Esta noche los temas que tocaban los rotarios no tenían nada de gracioso, al menos no de un modo evidente, pues se trataba de los discursos patrióticos del general de brigada retirado Herbert Y. Edgeways, estadounidense, que se entregaba con ira al tema: “La paz a través de la defensa. Millones para armamento, pero ni un céntimo para los homenajes”; y de la Sra. Adelaide Tarr Gimmitch, tan conocida por su valiente campaña anti-sufragista de 1919 como por haber mantenido a los soldados americanos fuera de los cafés franceses durante la Gran Guerra mediante el astuto truco de enviarles diez mil juegos de dominó.

Ningún patriota con conciencia social podía desdeñar sus recientes, aunque poco apreciados, esfuerzos por mantener la pureza del Hogar Americano, excluyendo de la industria cinematográfica a cualquier persona, actor, director o cámara que: a) se hubiera divorciado; b) hubiera nacido en algún país extranjero, excepto Gran Bretaña, pues la Sra. Gimmitch tenía en muy alta estima a la reina María, o c) se negara a jurar la bandera, la Constitución, la Biblia o cualquier otra de esas instituciones típicamente estadounidenses.

La cena anual de las damas era una reunión de lo más respetable; la flor y nata de Fort Beulah. La mayoría de las damas y más de la mitad de los caballeros vestían de etiqueta y se rumoreaba que, antes de la fiesta, el círculo más íntimo había degustado unos cócteles, servidos en secreto en la habitación 289 del hotel. Las mesas, dispuestas en tres lados de un cuadrado vacío, brillaban con velas, platos de cristal tallado llenos de golosinas y unas almendras algo duras, figuritas de Mickey Mouse, las típicas ruedas de latón de los rotarios y pequeñas banderas estadounidenses de seda clavadas en huevos duros pintados de color dorado. En la pared había una pancarta que rezaba: “El servicio a los demás por delante del interés propio”, y el menú (crema de apio, sopa de tomate, abadejo a la parrilla, croquetas de pollo, guisantes y helado de tuti fruti) estaba a la altura de la calidad del Hotel Wessex.

Todos escuchaban boquiabiertos.
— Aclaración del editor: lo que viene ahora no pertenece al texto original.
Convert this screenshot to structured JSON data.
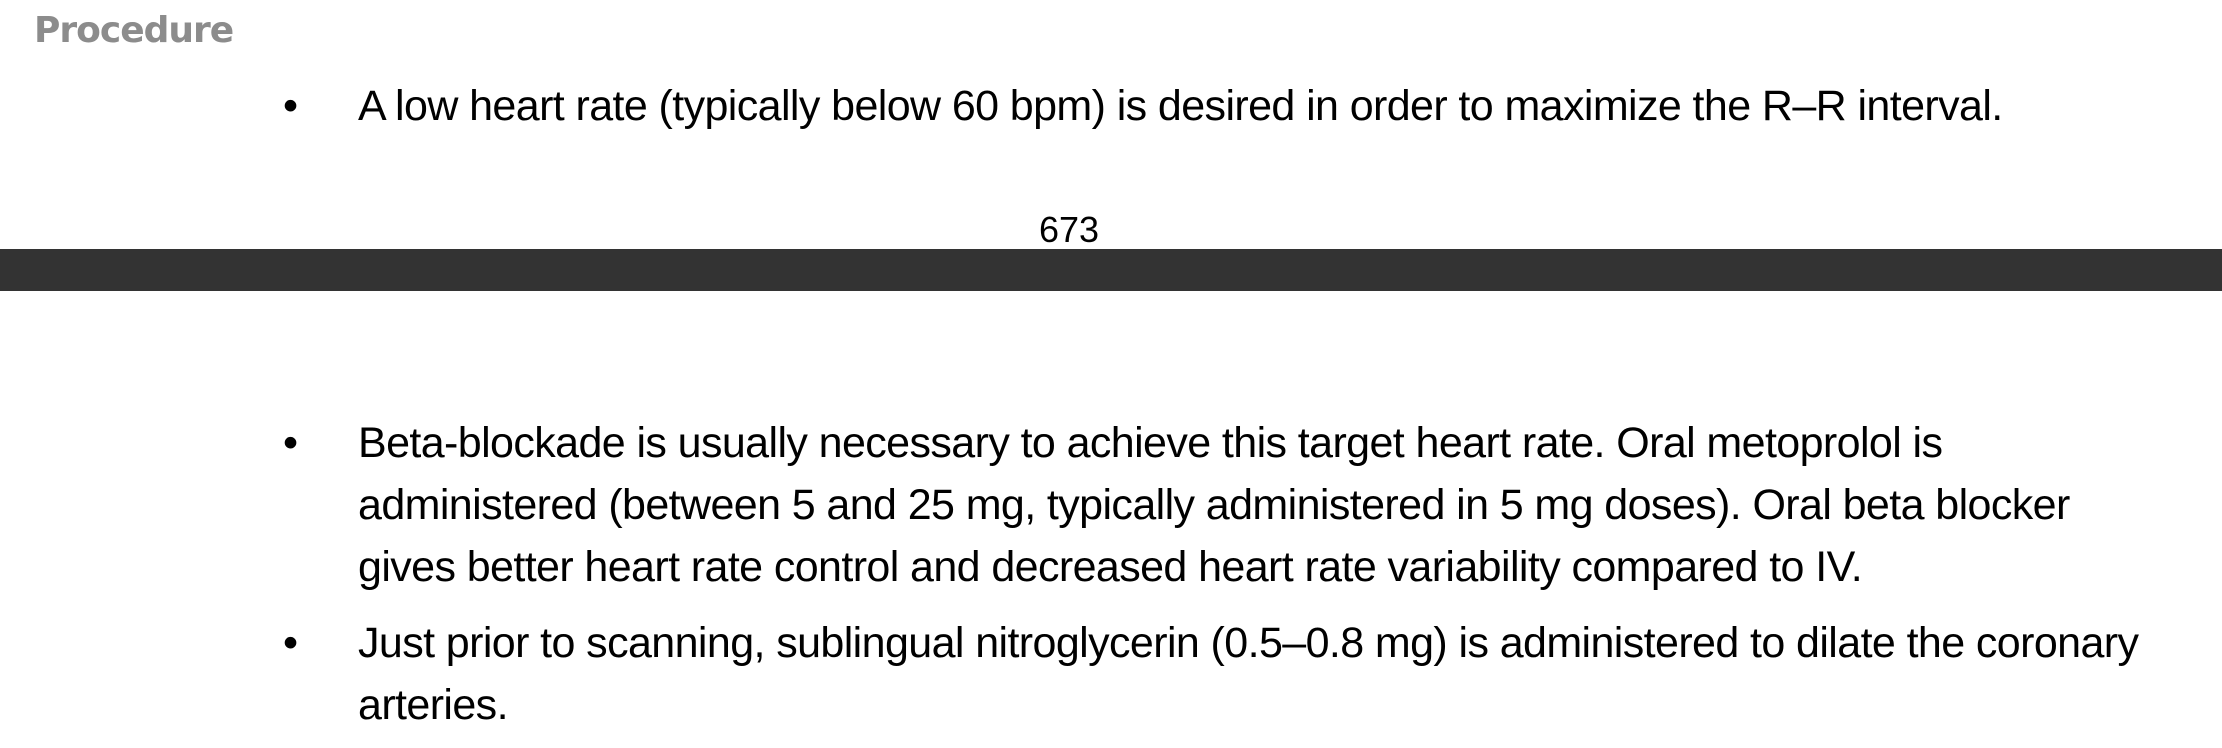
{
  "heading": "Procedure",
  "top_bullets": [
    {
      "text": "A low heart rate (typically below 60 bpm) is desired in order to maximize the R–R interval."
    }
  ],
  "page_number": "673",
  "divider_color": "#333333",
  "bottom_bullets": [
    {
      "text": "Beta-blockade is usually necessary to achieve this target heart rate. Oral metoprolol is administered (between 5 and 25 mg, typically administered in 5 mg doses). Oral beta blocker gives better heart rate control and decreased heart rate variability compared to IV."
    },
    {
      "text": "Just prior to scanning, sublingual nitroglycerin (0.5–0.8 mg) is administered to dilate the coronary arteries."
    }
  ]
}
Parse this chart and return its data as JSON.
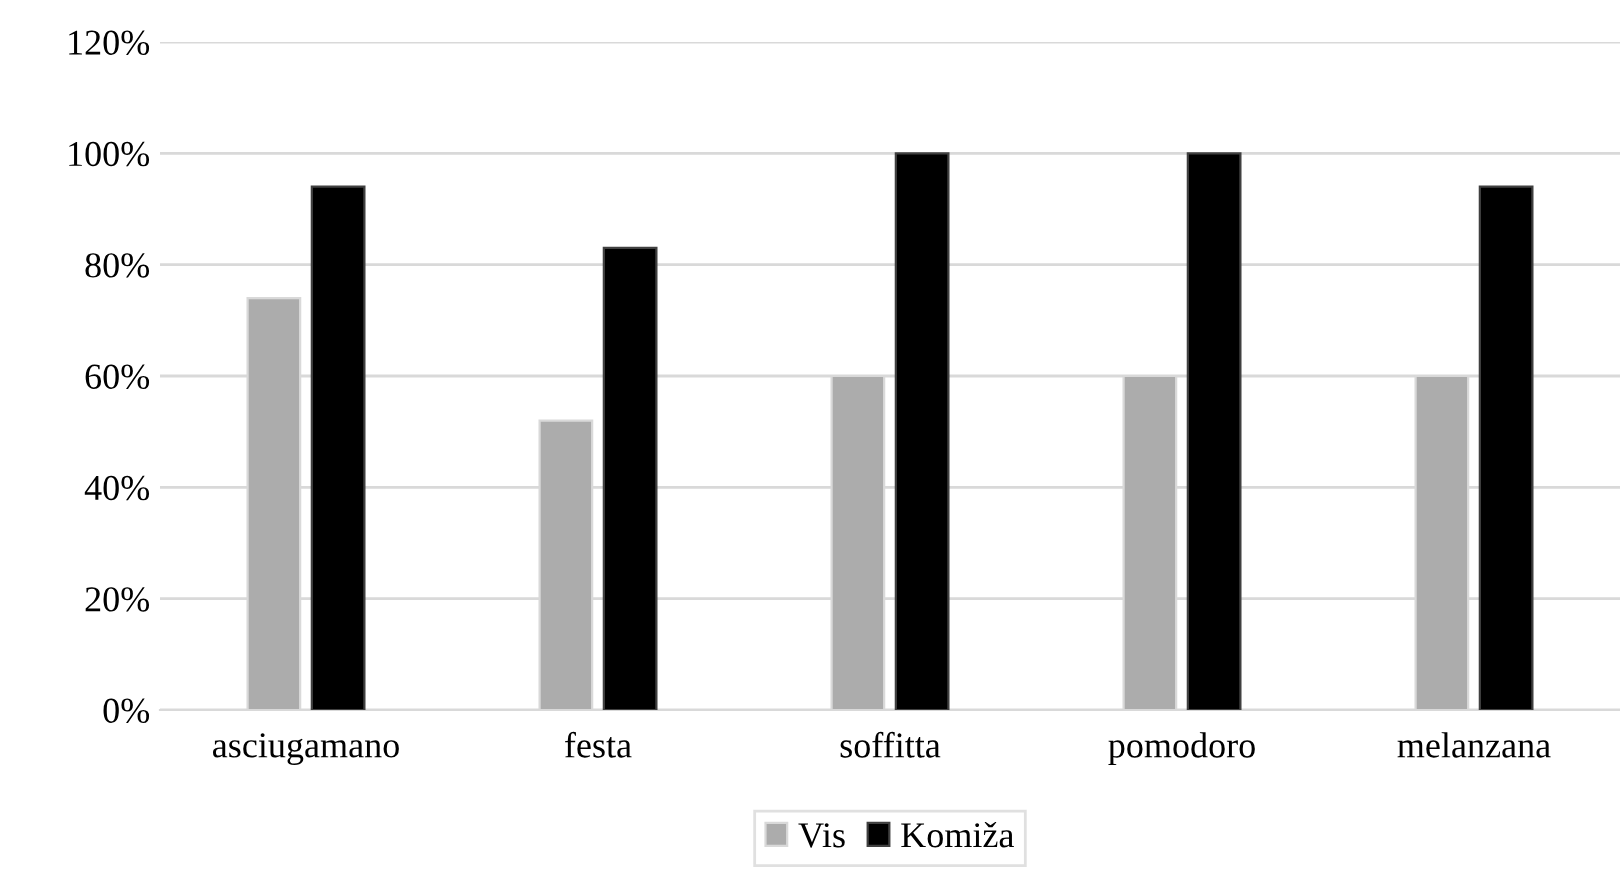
{
  "chart_data": {
    "type": "bar",
    "categories": [
      "asciugamano",
      "festa",
      "soffitta",
      "pomodoro",
      "melanzana"
    ],
    "series": [
      {
        "name": "Vis",
        "color": "#acacac",
        "values": [
          74,
          52,
          60,
          60,
          60
        ]
      },
      {
        "name": "Komiža",
        "color": "#000000",
        "values": [
          94,
          83,
          100,
          100,
          94
        ]
      }
    ],
    "ylim": [
      0,
      120
    ],
    "yticks": [
      {
        "value": 0,
        "label": "0%"
      },
      {
        "value": 20,
        "label": "20%"
      },
      {
        "value": 40,
        "label": "40%"
      },
      {
        "value": 60,
        "label": "60%"
      },
      {
        "value": 80,
        "label": "80%"
      },
      {
        "value": 100,
        "label": "100%"
      },
      {
        "value": 120,
        "label": "120%"
      }
    ],
    "grid": "y",
    "legend": "bottom"
  }
}
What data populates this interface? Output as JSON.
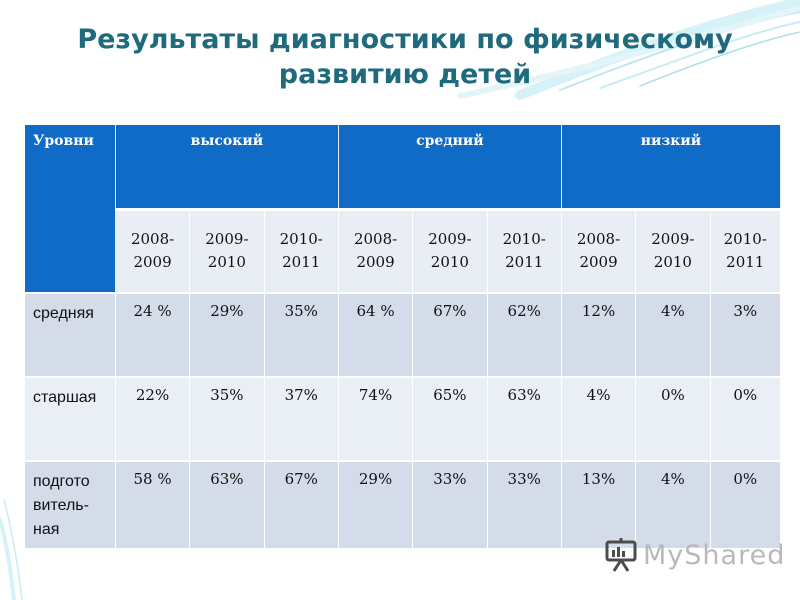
{
  "title": "Результаты диагностики по физическому развитию детей",
  "table": {
    "corner_label": "Уровни",
    "groups": [
      "высокий",
      "средний",
      "низкий"
    ],
    "years": [
      "2008-\n2009",
      "2009-\n2010",
      "2010-\n2011",
      "2008-\n2009",
      "2009-\n2010",
      "2010-\n2011",
      "2008-\n2009",
      "2009-\n2010",
      "2010-\n2011"
    ],
    "rows": [
      {
        "label": "средняя",
        "values": [
          "24 %",
          "29%",
          "35%",
          "64 %",
          "67%",
          "62%",
          "12%",
          "4%",
          "3%"
        ]
      },
      {
        "label": "старшая",
        "values": [
          "22%",
          "35%",
          "37%",
          "74%",
          "65%",
          "63%",
          "4%",
          "0%",
          "0%"
        ]
      },
      {
        "label": "подгото\nвитель-\nная",
        "values": [
          "58 %",
          "63%",
          "67%",
          "29%",
          "33%",
          "33%",
          "13%",
          "4%",
          "0%"
        ]
      }
    ]
  },
  "watermark": "MyShared",
  "colors": {
    "header": "#0f6bc6",
    "title": "#1f6a7c",
    "row_dark": "#d4dbe9",
    "row_light": "#eaeef5"
  }
}
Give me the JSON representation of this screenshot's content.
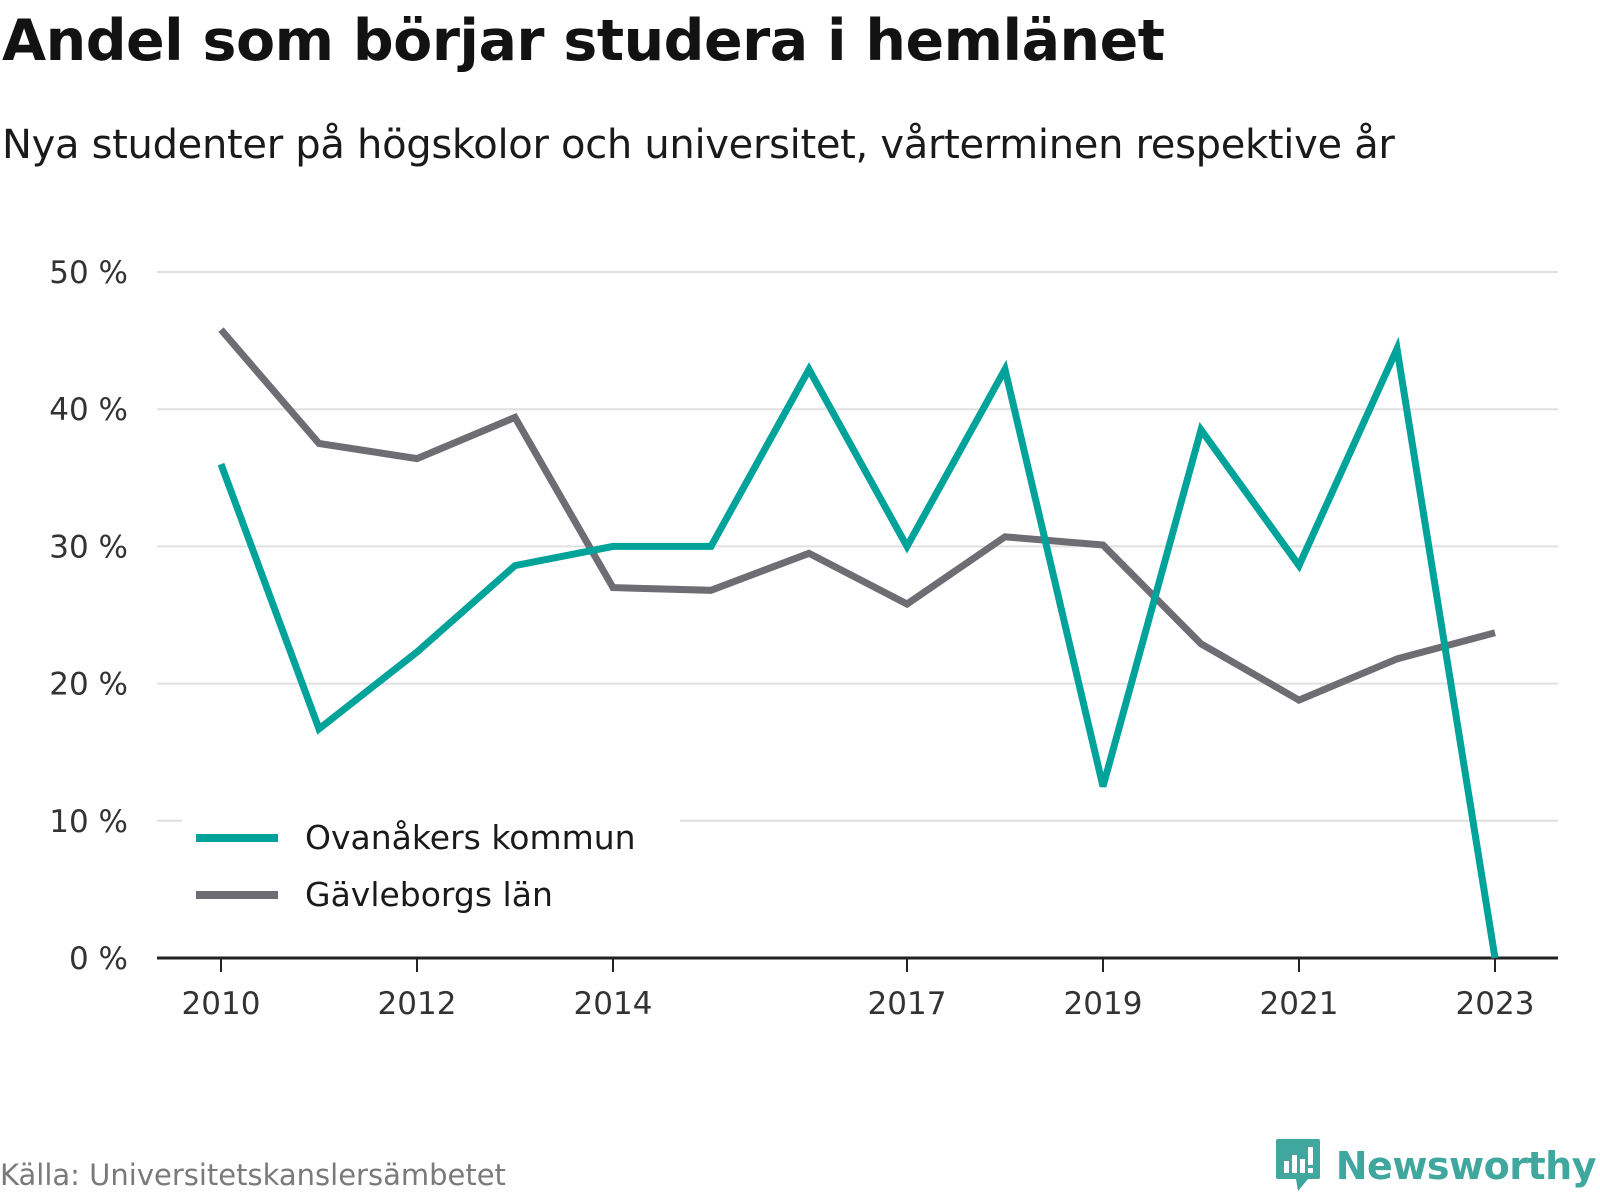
{
  "title": "Andel som börjar studera i hemlänet",
  "subtitle": "Nya studenter på högskolor och universitet, vårterminen respektive år",
  "source": "Källa: Universitetskanslersämbetet",
  "brand": "Newsworthy",
  "colors": {
    "accent": "#00a39a",
    "secondary": "#6e6d74",
    "grid": "#e0e0e0",
    "brand": "#3fa79e"
  },
  "chart_data": {
    "type": "line",
    "ylim": [
      0,
      50
    ],
    "xlim": [
      2010,
      2023
    ],
    "yticks": [
      0,
      10,
      20,
      30,
      40,
      50
    ],
    "ytick_labels": [
      "0 %",
      "10 %",
      "20 %",
      "30 %",
      "40 %",
      "50 %"
    ],
    "xticks": [
      2010,
      2012,
      2014,
      2017,
      2019,
      2021,
      2023
    ],
    "xtick_labels": [
      "2010",
      "2012",
      "2014",
      "2017",
      "2019",
      "2021",
      "2023"
    ],
    "grid": true,
    "legend_position": "bottom-left",
    "x": [
      2010,
      2011,
      2012,
      2013,
      2014,
      2015,
      2016,
      2017,
      2018,
      2019,
      2020,
      2021,
      2022,
      2023
    ],
    "series": [
      {
        "name": "Ovanåkers kommun",
        "color": "#00a39a",
        "values": [
          36,
          16.7,
          22.3,
          28.6,
          30,
          30,
          42.9,
          30,
          42.9,
          12.5,
          38.5,
          28.6,
          44.4,
          0
        ]
      },
      {
        "name": "Gävleborgs län",
        "color": "#6e6d74",
        "values": [
          45.8,
          37.5,
          36.4,
          39.4,
          27,
          26.8,
          29.5,
          25.8,
          30.7,
          30.1,
          22.9,
          18.8,
          21.8,
          23.7
        ]
      }
    ]
  }
}
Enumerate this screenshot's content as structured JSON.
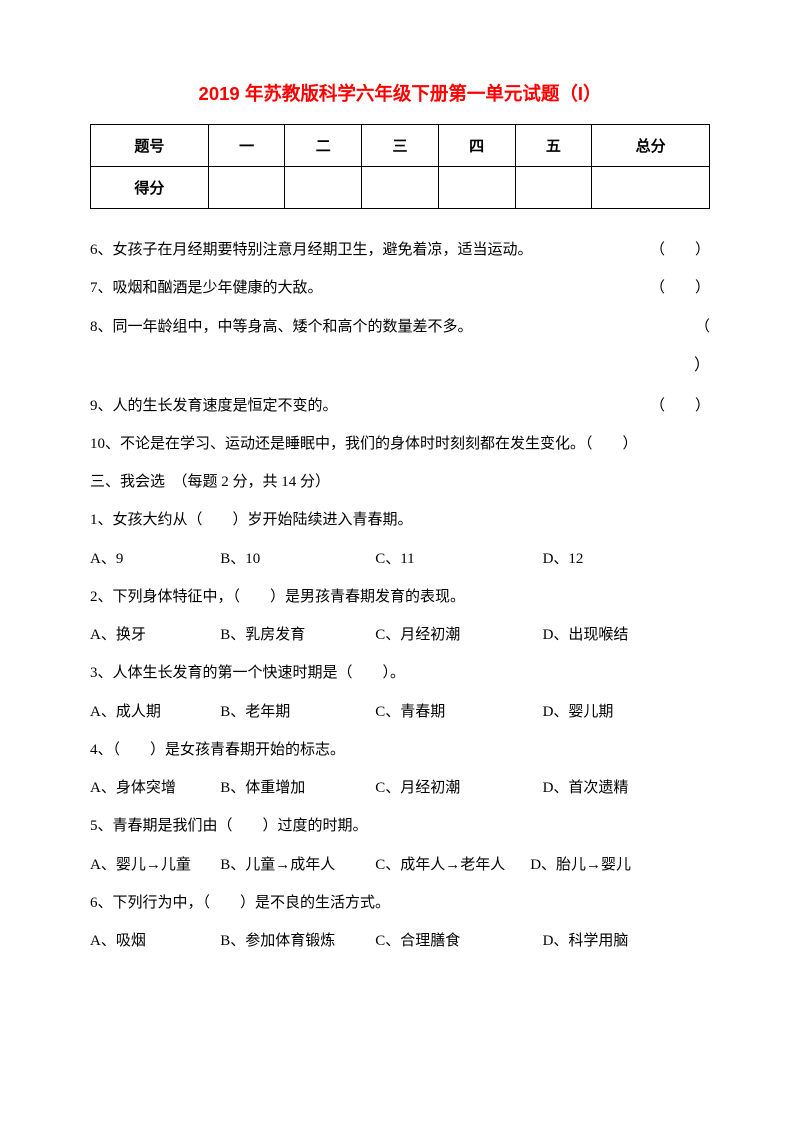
{
  "colors": {
    "title_color": "#ff0000",
    "text_color": "#000000",
    "border_color": "#000000",
    "background": "#ffffff"
  },
  "fonts": {
    "title_size": 18.5,
    "body_size": 15,
    "title_family": "SimHei",
    "body_family": "SimSun"
  },
  "title": "2019 年苏教版科学六年级下册第一单元试题（I）",
  "score_table": {
    "headers": [
      "题号",
      "一",
      "二",
      "三",
      "四",
      "五",
      "总分"
    ],
    "row2_label": "得分"
  },
  "tf_questions": {
    "q6": "6、女孩子在月经期要特别注意月经期卫生，避免着凉，适当运动。",
    "q7": "7、吸烟和酗酒是少年健康的大敌。",
    "q8": "8、同一年龄组中，中等身高、矮个和高个的数量差不多。",
    "q9": "9、人的生长发育速度是恒定不变的。",
    "q10": "10、不论是在学习、运动还是睡眠中，我们的身体时时刻刻都在发生变化。（　　）",
    "paren": "（　　）",
    "paren_open": "（",
    "paren_close": "）"
  },
  "section3_title": "三、我会选　（每题 2 分，共 14 分）",
  "mc_questions": {
    "q1": {
      "text": "1、女孩大约从（　　）岁开始陆续进入青春期。",
      "a": "A、9",
      "b": "B、10",
      "c": "C、11",
      "d": "D、12"
    },
    "q2": {
      "text": "2、下列身体特征中，（　　）是男孩青春期发育的表现。",
      "a": "A、换牙",
      "b": "B、乳房发育",
      "c": "C、月经初潮",
      "d": "D、出现喉结"
    },
    "q3": {
      "text": "3、人体生长发育的第一个快速时期是（　　）。",
      "a": "A、成人期",
      "b": "B、老年期",
      "c": "C、青春期",
      "d": "D、婴儿期"
    },
    "q4": {
      "text": "4、（　　）是女孩青春期开始的标志。",
      "a": "A、身体突增",
      "b": "B、体重增加",
      "c": "C、月经初潮",
      "d": "D、首次遗精"
    },
    "q5": {
      "text": "5、青春期是我们由（　　）过度的时期。",
      "a": "A、婴儿→儿童",
      "b": "B、儿童→成年人",
      "c": "C、成年人→老年人",
      "d": "D、胎儿→婴儿"
    },
    "q6": {
      "text": "6、下列行为中，（　　）是不良的生活方式。",
      "a": "A、吸烟",
      "b": "B、参加体育锻炼",
      "c": "C、合理膳食",
      "d": "D、科学用脑"
    }
  }
}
El general Edgeways estaba acabando su viril y mística divagación sobre el nacionalismo:

“... porque Estados Unidos, sola entre las grandes potencias, no quiere conquistar tierras extranjeras. Nuestra más alta aspiración es... ¡que nos dejen en paz de una maldita vez! La única relación auténtica que tenemos con Europa es la ardua tarea de tener que educar a las masas groseras e ignorantes que Europa exporta e intentar darles algo parecido a la cultura americana y las buenas maneras. Pero, como ya he explicado, tenemos que estar preparados para defender nuestras costas de todas las bandas extranjeras de mafiosos internacionales que se definen a sí mismas como ‘gobiernos’ y que, con una envidia tan enfermiza, tienen siempre su mirada puesta en nuestras minas inagotables, nuestros imponentes bosques, nuestras desmesuradas y opulentas ciudades, nuestros hermosos y extensos campos”.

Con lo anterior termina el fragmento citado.